8. A second node for wireless communications, comprising:

a first transmitter, transmitting a first signaling, the first signaling being used to activate a first scheduling, or the first signaling being used to de-activate a first scheduling;

wherein as a response to receiving the first signaling, a first action is executed, the first action is related to a current RRC state; the phrase of the first action being related to a current RRC state comprises: for RRC_CONNECTED State and RRC_INACTIVE State, only when the current RRC state is RRC_CONNECTED State, the first action comprises transmitting a first HARQ-ACK on a first time-frequency resource block; the first scheduling is executed after being activated and before being de-activated.

9. The second node according to claim 8, wherein when the current RRC state is RRC_INACTIVE State, the first action comprises transmitting first information on a second time-frequency resource block, there at least exists one RE not belonging to the first time-frequency resource block and a second time-frequency resource block at the same time.

10. The second node according to claim 9, wherein the first information is a HARQ-ACK.

11. The second node according to claim 9, wherein a transport channel occupied by the first information comprises a UL-SCH.

12. The second node according to claim 8, wherein when the current RRC state is RRC_INACTIVE State, the first action comprises switching to a first RRC state;

wherein the first signaling is used to de-activate the first scheduling; the first RRC state is one of RRC_INACTIVE State or RRC_IDLE State.

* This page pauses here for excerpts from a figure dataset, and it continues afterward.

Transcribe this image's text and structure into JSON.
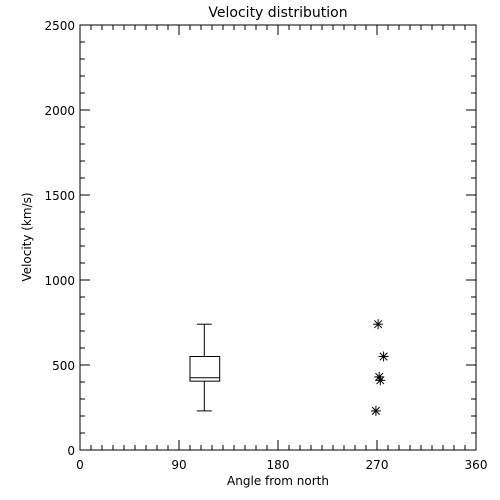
{
  "chart_data": {
    "type": "box_scatter",
    "title": "Velocity distribution",
    "xlabel": "Angle from north",
    "ylabel": "Velocity (km/s)",
    "xlim": [
      0,
      360
    ],
    "ylim": [
      0,
      2500
    ],
    "xticks": [
      0,
      90,
      180,
      270,
      360
    ],
    "xtick_labels": [
      "0",
      "90",
      "180",
      "270",
      "360"
    ],
    "x_minor_step": 10,
    "yticks": [
      0,
      500,
      1000,
      1500,
      2000,
      2500
    ],
    "ytick_labels": [
      "0",
      "500",
      "1000",
      "1500",
      "2000",
      "2500"
    ],
    "y_minor_step": 100,
    "grid": false,
    "box": {
      "center_x": 113,
      "x_from": 100,
      "x_to": 127,
      "whisker_low": 230,
      "q1": 405,
      "median": 425,
      "q3": 550,
      "whisker_high": 740
    },
    "points": [
      {
        "x": 271,
        "y": 740
      },
      {
        "x": 276,
        "y": 550
      },
      {
        "x": 272,
        "y": 430
      },
      {
        "x": 273,
        "y": 410
      },
      {
        "x": 269,
        "y": 230
      }
    ]
  }
}
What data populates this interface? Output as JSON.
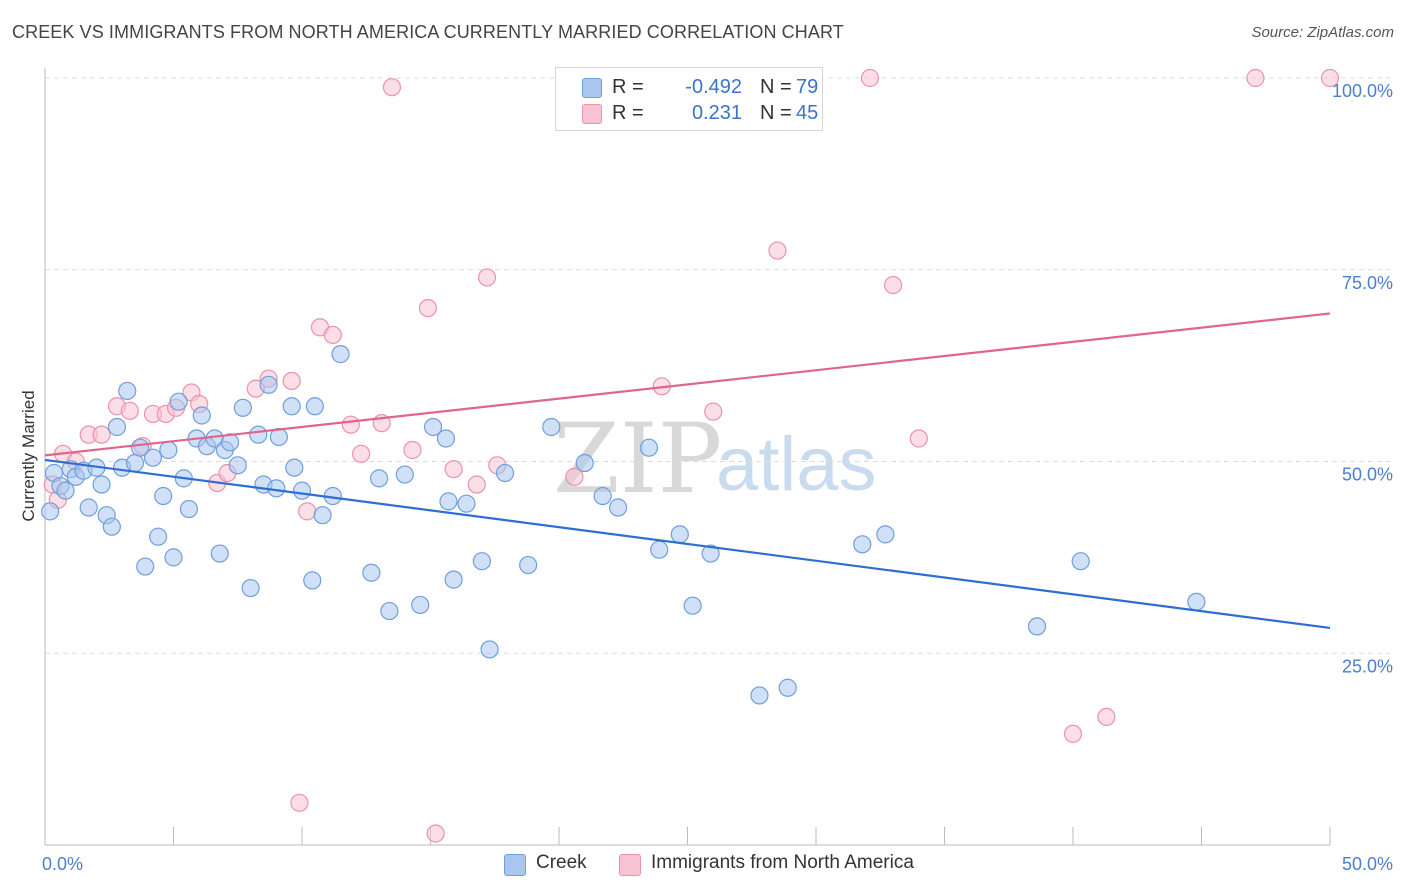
{
  "title": "CREEK VS IMMIGRANTS FROM NORTH AMERICA CURRENTLY MARRIED CORRELATION CHART",
  "source": "Source: ZipAtlas.com",
  "legend": {
    "rows": [
      {
        "r_label": "R =",
        "r_value": "-0.492",
        "n_label": "N =",
        "n_value": "79"
      },
      {
        "r_label": "R =",
        "r_value": "0.231",
        "n_label": "N =",
        "n_value": "45"
      }
    ]
  },
  "bottom_legend": [
    "Creek",
    "Immigrants from North America"
  ],
  "watermark": {
    "zip": "ZIP",
    "atlas": "atlas"
  },
  "colors": {
    "creek_fill": "#a9c6ef",
    "creek_stroke": "#6f9fdc",
    "creek_line": "#2c6fd1",
    "imm_fill": "#f7c3d2",
    "imm_stroke": "#ec92ad",
    "imm_line": "#e0658d",
    "grid": "#dddddd",
    "axis_label": "#4a7fd0"
  },
  "chart_data": {
    "type": "scatter",
    "title": "CREEK VS IMMIGRANTS FROM NORTH AMERICA CURRENTLY MARRIED CORRELATION CHART",
    "xlabel": "",
    "ylabel": "Currently Married",
    "xlim": [
      0,
      50
    ],
    "ylim": [
      0,
      100
    ],
    "x_tick_labels": [
      "0.0%",
      "50.0%"
    ],
    "y_tick_labels": [
      "25.0%",
      "50.0%",
      "75.0%",
      "100.0%"
    ],
    "y_ticks": [
      25,
      50,
      75,
      100
    ],
    "grid": true,
    "legend_position": "top-center",
    "series": [
      {
        "name": "Creek",
        "r": -0.492,
        "n": 79,
        "trend": {
          "x0": 0,
          "y0": 50.2,
          "x1": 50,
          "y1": 28.3
        },
        "points": [
          [
            0.2,
            43.5
          ],
          [
            0.35,
            48.5
          ],
          [
            0.6,
            46.8
          ],
          [
            0.8,
            46.2
          ],
          [
            1.0,
            49.0
          ],
          [
            1.2,
            48.0
          ],
          [
            1.5,
            48.8
          ],
          [
            1.7,
            44.0
          ],
          [
            2.0,
            49.2
          ],
          [
            2.2,
            47.0
          ],
          [
            2.4,
            43.0
          ],
          [
            2.6,
            41.5
          ],
          [
            2.8,
            54.5
          ],
          [
            3.0,
            49.2
          ],
          [
            3.2,
            59.2
          ],
          [
            3.5,
            49.8
          ],
          [
            3.7,
            51.8
          ],
          [
            3.9,
            36.3
          ],
          [
            4.2,
            50.5
          ],
          [
            4.4,
            40.2
          ],
          [
            4.6,
            45.5
          ],
          [
            4.8,
            51.5
          ],
          [
            5.0,
            37.5
          ],
          [
            5.2,
            57.8
          ],
          [
            5.4,
            47.8
          ],
          [
            5.6,
            43.8
          ],
          [
            5.9,
            53.0
          ],
          [
            6.1,
            56.0
          ],
          [
            6.3,
            52.0
          ],
          [
            6.6,
            53.0
          ],
          [
            6.8,
            38.0
          ],
          [
            7.0,
            51.5
          ],
          [
            7.2,
            52.5
          ],
          [
            7.5,
            49.5
          ],
          [
            7.7,
            57.0
          ],
          [
            8.0,
            33.5
          ],
          [
            8.3,
            53.5
          ],
          [
            8.5,
            47.0
          ],
          [
            8.7,
            60.0
          ],
          [
            9.0,
            46.5
          ],
          [
            9.1,
            53.2
          ],
          [
            9.6,
            57.2
          ],
          [
            9.7,
            49.2
          ],
          [
            10.0,
            46.2
          ],
          [
            10.4,
            34.5
          ],
          [
            10.5,
            57.2
          ],
          [
            10.8,
            43.0
          ],
          [
            11.2,
            45.5
          ],
          [
            11.5,
            64.0
          ],
          [
            12.7,
            35.5
          ],
          [
            13.0,
            47.8
          ],
          [
            13.4,
            30.5
          ],
          [
            14.0,
            48.3
          ],
          [
            14.6,
            31.3
          ],
          [
            15.1,
            54.5
          ],
          [
            15.6,
            53.0
          ],
          [
            15.7,
            44.8
          ],
          [
            15.9,
            34.6
          ],
          [
            17.0,
            37.0
          ],
          [
            17.9,
            48.5
          ],
          [
            17.3,
            25.5
          ],
          [
            18.8,
            36.5
          ],
          [
            19.7,
            54.5
          ],
          [
            21.0,
            49.8
          ],
          [
            21.7,
            45.5
          ],
          [
            22.3,
            44.0
          ],
          [
            23.5,
            51.8
          ],
          [
            23.9,
            38.5
          ],
          [
            24.7,
            40.5
          ],
          [
            25.2,
            31.2
          ],
          [
            25.9,
            38.0
          ],
          [
            27.8,
            19.5
          ],
          [
            28.9,
            20.5
          ],
          [
            31.8,
            39.2
          ],
          [
            32.7,
            40.5
          ],
          [
            38.6,
            28.5
          ],
          [
            40.3,
            37.0
          ],
          [
            44.8,
            31.7
          ],
          [
            16.4,
            44.5
          ]
        ]
      },
      {
        "name": "Immigrants from North America",
        "r": 0.231,
        "n": 45,
        "trend": {
          "x0": 0,
          "y0": 50.8,
          "x1": 50,
          "y1": 69.3
        },
        "points": [
          [
            0.3,
            47.0
          ],
          [
            0.5,
            45.0
          ],
          [
            0.7,
            51.0
          ],
          [
            1.2,
            50.0
          ],
          [
            1.7,
            53.5
          ],
          [
            2.2,
            53.5
          ],
          [
            2.8,
            57.2
          ],
          [
            3.3,
            56.6
          ],
          [
            3.8,
            52.0
          ],
          [
            4.2,
            56.2
          ],
          [
            4.7,
            56.2
          ],
          [
            5.1,
            57.0
          ],
          [
            5.7,
            59.0
          ],
          [
            6.0,
            57.5
          ],
          [
            6.7,
            47.2
          ],
          [
            7.1,
            48.5
          ],
          [
            8.2,
            59.5
          ],
          [
            8.7,
            60.8
          ],
          [
            9.6,
            60.5
          ],
          [
            9.9,
            5.5
          ],
          [
            10.2,
            43.5
          ],
          [
            10.7,
            67.5
          ],
          [
            11.2,
            66.5
          ],
          [
            11.9,
            54.8
          ],
          [
            12.3,
            51.0
          ],
          [
            13.1,
            55.0
          ],
          [
            13.5,
            98.8
          ],
          [
            14.3,
            51.5
          ],
          [
            14.9,
            70.0
          ],
          [
            15.2,
            1.5
          ],
          [
            15.9,
            49.0
          ],
          [
            16.8,
            47.0
          ],
          [
            17.2,
            74.0
          ],
          [
            17.6,
            49.5
          ],
          [
            20.6,
            48.0
          ],
          [
            24.0,
            59.8
          ],
          [
            26.0,
            56.5
          ],
          [
            28.5,
            77.5
          ],
          [
            32.1,
            100.0
          ],
          [
            33.0,
            73.0
          ],
          [
            34.0,
            53.0
          ],
          [
            40.0,
            14.5
          ],
          [
            41.3,
            16.7
          ],
          [
            47.1,
            100.0
          ],
          [
            50.0,
            100.0
          ]
        ]
      }
    ]
  }
}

13. The second node according to claim 8, wherein when the current RRC state is RRC_INACTIVE State, the first action comprises monitoring a second signaling in a first time window;

wherein the first signaling is used to de-activate the first scheduling; the second signaling is scheduled by a PDCCH addressed to a unicast RNTI.

14. The second node according to claim 8, comprising:

the first transmitter, transmitting a first radio signal, the first scheduling being used to determine configuration information of the first radio signal, the configuration information comprising at least one of occupied frequency-domain resources, occupied time-domain resources, an MCS or a HARQ process number;

the second receiver, receiving a NACK-only uplink feedback for the first radio signal.

15. A method in a first node for wireless communications, comprising:

receiving a first signaling, the first signaling being used to activate a first scheduling, or the first signaling being used to de-activate a first scheduling; and

as a response to receiving the first signaling, executing a first action, the first action being related to a current RRC state;

wherein the phrase of the first action being related to a current RRC state comprises: for RRC_CONNECTED State and RRC_INACTIVE State, only when the current RRC state is RRC_CONNECTED State, the first action comprises transmitting a first HARQ-ACK on a first time-frequency resource block; the first scheduling is executed after being activated and before being de-activated.

16. The method in a first node according to claim 15, wherein when the current RRC state is RRC_INACTIVE State, the first action comprises transmitting first information on a second time-frequency resource block, there at least exists one RE not belonging to the first time-frequency resource block and a second time-frequency resource block at the same time.

17. The method in a first node according to claim 16, wherein the first information is a HARQ-ACK.

18. The method in a first node according to claim 16, wherein a transport channel occupied by the first information comprises a UL-SCH.

19. The method in a first node according to claim 15, wherein when the current RRC state is RRC_INACTIVE State, the first action comprises switching to a first RRC state;

wherein the first signaling is used to de-activate the first scheduling; the first RRC state is one of RRC_INACTIVE State or RRC_IDLE State.

20. The method in a first node according to claim 15, wherein when the current RRC state is RRC_INACTIVE State, the first action comprises monitoring a second signaling in a first time window;

wherein the first signaling is used to de-activate the first scheduling; the second signaling is scheduled by a PDCCH addressed to a unicast RNTI.